The researchers from across Africa met in Yaounde during an international workshop on cement proficiency testing in the continent.
Researchers from across Africa have learned new techniques of testing cement's proficiency in order to guarantee its safety. The experts are also seeking ways to produce cement which is environmentally-friendly, so as to protect people, the environment and material goods.
According to an expert in the technology of construction materials, Wolfram Schmidt of the German Federal Institute for Materials Research (BAM), "cement is today responsible for 5 to 10 per cent of global carbon emission." As such, the researcher holds that if cement is improperly produced, it can harm the environment and humans.

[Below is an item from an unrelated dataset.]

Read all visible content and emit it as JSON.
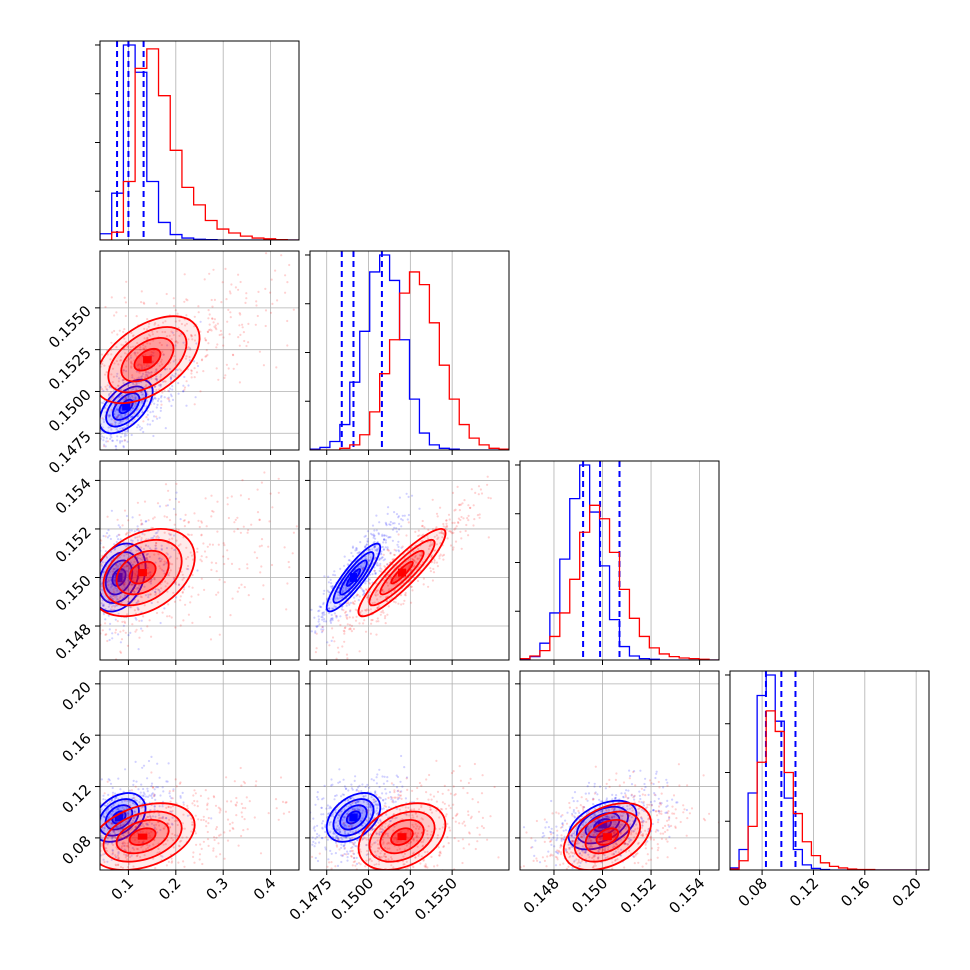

It is against this backdrop that the workshop was organised within the context of BAM's Knowledge Exchange for Young Scientists and Pan-African Cement Testing Proficiency Scheme (PACE-PTS). It was jointly organised by the German Federal Institute for Materials Research, the National Metrology Institute of Germany and the Local Materials Promotion Authority (MIPROMALO).
Basking on the fact that the cement market in Africa and Cameroon in particular is growing rapidly with expectations that in the next 25 years, it will be as four times bigger as it is today, Wolfram Schmidt said it was very necessary to put in place a global network of experts to share their experience in creating materials which are safe and sound for the safety of the population.
"Africa has a lot of potentials for innovative materials which include agricultural waste and other local materials which can be used for construction. All these technologies are not well known and Africa can be a starting point," the expert said.